How to Improve Your Credit Score
If you want to get the best deals on credit, then maintaining a healthy credit score is a must. The higher your credit score, the more likely you will qualify for credit cards and loans at favorable terms. This will help you save money on interest repayment on credit. You should check your credit score periodically to know its status. If your score is less, then you should know the factors negatively affecting it and try to overcome it. Improving credit score requires financial prudence and patience as it may take a few months for your score to show improvements. The following tips can help you to improve your credit score:
Always Pay Your Bills on Time
The most important and one of the easiest ways to improve your credit score is to make timely bill payments. You must repay all your loan EMIs and outstanding bills on time. Sometimes you may miss out on payment within due dates because of ignorance. It is best to set up reminders for timely payments against all bills and loans. You should also check your emails regularly for payment reminders sent by the lender. Even a single late payment can significantly impact your credit score. Delinquent payments can remain on your credit reports for up to 7 years from the date of missed or late payment reported by the credit bureau. Sticking to a regular repayment schedule and paying your outstanding bills and loan EMIs on time can help to improve your credit score drastically.
Don’t Close Unused Credit Cards
You may have credit cards that you no longer use. It is best not to close the unused credit cards as doing so can impact your credit score. the age of credit history matters a lot. The longer you have been using a credit card, the more weightage it will have to your credit score.

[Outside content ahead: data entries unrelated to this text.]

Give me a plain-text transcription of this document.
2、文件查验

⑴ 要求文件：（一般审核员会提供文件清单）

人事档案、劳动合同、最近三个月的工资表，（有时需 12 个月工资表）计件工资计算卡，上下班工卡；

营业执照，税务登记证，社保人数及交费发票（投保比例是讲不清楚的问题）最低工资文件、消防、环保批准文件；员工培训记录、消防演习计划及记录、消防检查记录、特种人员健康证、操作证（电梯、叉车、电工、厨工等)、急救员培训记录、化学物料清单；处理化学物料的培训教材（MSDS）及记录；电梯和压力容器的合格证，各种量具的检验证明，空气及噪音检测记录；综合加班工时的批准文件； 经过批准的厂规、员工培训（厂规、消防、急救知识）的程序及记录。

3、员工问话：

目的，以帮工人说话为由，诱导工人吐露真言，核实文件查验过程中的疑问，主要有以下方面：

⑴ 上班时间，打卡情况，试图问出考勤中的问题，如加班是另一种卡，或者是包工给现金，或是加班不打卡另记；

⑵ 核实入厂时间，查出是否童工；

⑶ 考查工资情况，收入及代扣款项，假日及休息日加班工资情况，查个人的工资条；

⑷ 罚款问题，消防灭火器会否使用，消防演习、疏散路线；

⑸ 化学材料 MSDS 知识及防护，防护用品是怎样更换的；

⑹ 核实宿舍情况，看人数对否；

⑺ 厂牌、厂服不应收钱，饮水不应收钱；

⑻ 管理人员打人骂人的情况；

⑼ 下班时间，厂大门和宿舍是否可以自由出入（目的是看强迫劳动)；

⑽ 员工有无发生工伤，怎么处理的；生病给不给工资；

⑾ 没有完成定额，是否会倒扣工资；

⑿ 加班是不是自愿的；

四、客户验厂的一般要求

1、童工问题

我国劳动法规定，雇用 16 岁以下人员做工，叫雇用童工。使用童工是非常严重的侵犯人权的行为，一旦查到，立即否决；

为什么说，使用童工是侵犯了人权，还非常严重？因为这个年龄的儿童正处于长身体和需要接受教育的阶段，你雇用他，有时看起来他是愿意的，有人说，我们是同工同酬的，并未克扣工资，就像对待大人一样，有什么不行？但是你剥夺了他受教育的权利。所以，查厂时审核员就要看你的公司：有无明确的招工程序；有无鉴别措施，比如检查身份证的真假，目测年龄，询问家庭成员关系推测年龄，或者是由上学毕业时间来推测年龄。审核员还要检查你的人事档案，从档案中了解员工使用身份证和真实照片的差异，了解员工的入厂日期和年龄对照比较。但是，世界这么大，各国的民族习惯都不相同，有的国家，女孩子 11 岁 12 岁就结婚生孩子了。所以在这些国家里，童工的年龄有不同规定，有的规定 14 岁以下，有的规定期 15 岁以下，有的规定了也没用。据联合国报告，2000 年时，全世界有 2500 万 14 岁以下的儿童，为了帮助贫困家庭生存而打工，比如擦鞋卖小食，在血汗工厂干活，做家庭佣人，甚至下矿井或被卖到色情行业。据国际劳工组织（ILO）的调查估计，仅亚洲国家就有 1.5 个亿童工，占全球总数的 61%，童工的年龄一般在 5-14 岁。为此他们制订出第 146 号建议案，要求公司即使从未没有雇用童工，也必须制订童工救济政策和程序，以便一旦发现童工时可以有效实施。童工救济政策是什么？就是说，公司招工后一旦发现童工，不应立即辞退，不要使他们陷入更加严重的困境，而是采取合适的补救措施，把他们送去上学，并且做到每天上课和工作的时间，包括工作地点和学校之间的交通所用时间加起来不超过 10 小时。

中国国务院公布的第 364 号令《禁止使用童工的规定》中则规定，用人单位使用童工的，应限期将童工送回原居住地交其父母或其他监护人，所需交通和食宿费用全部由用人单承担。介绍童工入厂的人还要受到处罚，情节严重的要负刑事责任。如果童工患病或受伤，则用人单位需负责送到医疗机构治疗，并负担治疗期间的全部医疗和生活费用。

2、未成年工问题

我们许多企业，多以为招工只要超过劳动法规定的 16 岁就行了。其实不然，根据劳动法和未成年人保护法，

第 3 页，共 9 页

You should not close older credit cards as they have a longer credit age. You can lose the positive and longer credit age if you close such credit cards. Closing credit cards reduces your total credit limit and causes your credit utilization ratio to increase. An increased credit utilization ratio will further dent your credit score.

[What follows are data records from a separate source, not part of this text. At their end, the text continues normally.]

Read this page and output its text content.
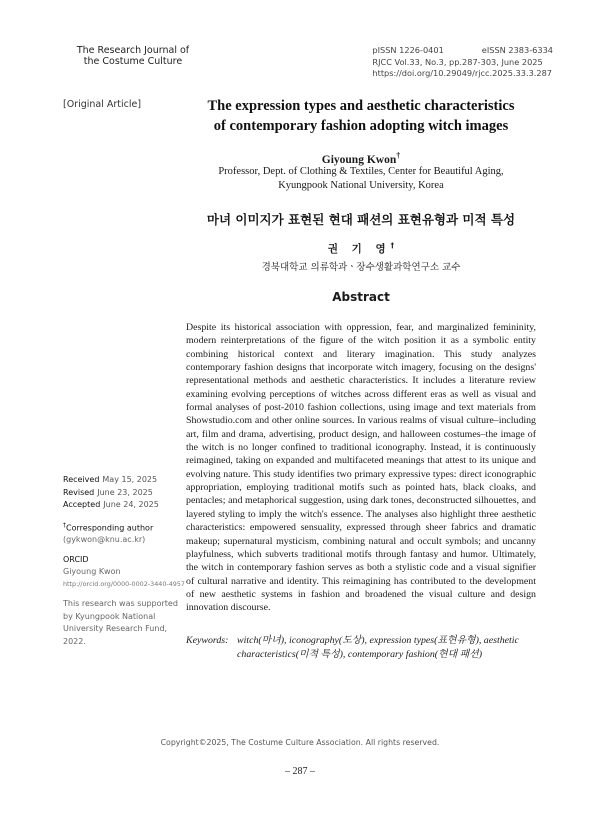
The Research Journal of
the Costume Culture
pISSN 1226-0401	eISSN 2383-6334
RJCC Vol.33, No.3, pp.287-303, June 2025
https://doi.org/10.29049/rjcc.2025.33.3.287
[Original Article]	The expression types and aesthetic characteristics
of contemporary fashion adopting witch images
Giyoung Kwon†
Professor, Dept. of Clothing & Textiles, Center for Beautiful Aging,
Kyungpook National University, Korea
마녀 이미지가 표현된 현대 패션의 표현유형과 미적 특성
권 기 영†
경북대학교 의류학과ㆍ장수생활과학연구소 교수
Abstract
Despite its historical association with oppression, fear, and marginalized femininity, modern reinterpretations of the figure of the witch position it as a symbolic entity combining historical context and literary imagination. This study analyzes contemporary fashion designs that incorporate witch imagery, focusing on the designs' representational methods and aesthetic characteristics. It includes a literature review examining evolving perceptions of witches across different eras as well as visual and formal analyses of post-2010 fashion collections, using image and text materials from Showstudio.com and other online sources. In various realms of visual culture–including art, film and drama, advertising, product design, and halloween costumes–the image of the witch is no longer confined to traditional iconography. Instead, it is continuously reimagined, taking on expanded and multifaceted meanings that attest to its unique and evolving nature. This study identifies two primary expressive types: direct iconographic appropriation, employing traditional motifs such as pointed hats, black cloaks, and pentacles; and metaphorical suggestion, using dark tones, deconstructed silhouettes, and layered styling to imply the witch's essence. The analyses also highlight three aesthetic characteristics: empowered sensuality, expressed through sheer fabrics and dramatic makeup; supernatural mysticism, combining natural and occult symbols; and uncanny playfulness, which subverts traditional motifs through fantasy and humor. Ultimately, the witch in contemporary fashion serves as both a stylistic code and a visual signifier of cultural narrative and identity. This reimagining has contributed to the development of new aesthetic systems in fashion and broadened the visual culture and design innovation discourse.
Keywords: witch(마녀), iconography(도상), expression types(표현유형), aesthetic
characteristics(미적 특성), contemporary fashion(현대 패션)
Received May 15, 2025
Revised June 23, 2025
Accepted June 24, 2025
†Corresponding author
(gykwon@knu.ac.kr)
ORCID
Giyoung Kwon
http://orcid.org/0000-0002-3440-4957
This research was supported by Kyungpook National University Research Fund, 2022.
Copyright©2025, The Costume Culture Association. All rights reserved.
– 287 –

Keep a Reasonable Credit Utilization Ratio
You should use your credit card judiciously. Credit utilization ratio represents the total amount spent vis-à-vis the available credit limit on your card. If your card has a credit limit of $10,000 and you have used $2000 in a month, then your credit utilization ratio is 20%. Ideally, you should keep your credit utilization ratio under 30% as it is preferred by most lenders. If this ratio is higher, then lenders may see you as credit hungry and someone who does not manage credit responsibly. A higher credit utilization ratio will negatively impact your credit score. This will further reduce your chances of getting competitive credit. If you are likely to cross 30% with your credit utilization in a month, try to prepay part of the balance to adjust the credit utilization ratio.
Limit Credit Applications
You should not keep applying for credit if you don’t need it. There are many new credit cards that offer attractive discounts on signing up. However, if you already have a credit card, then think if you need a new credit card or not. Whenever you apply for a new credit card, there will be a hard inquiry on your credit score and this will dent your credit score. If any hard inquiry was made on your credit score and you are unaware of it, you must contact the lender for checking why it was done.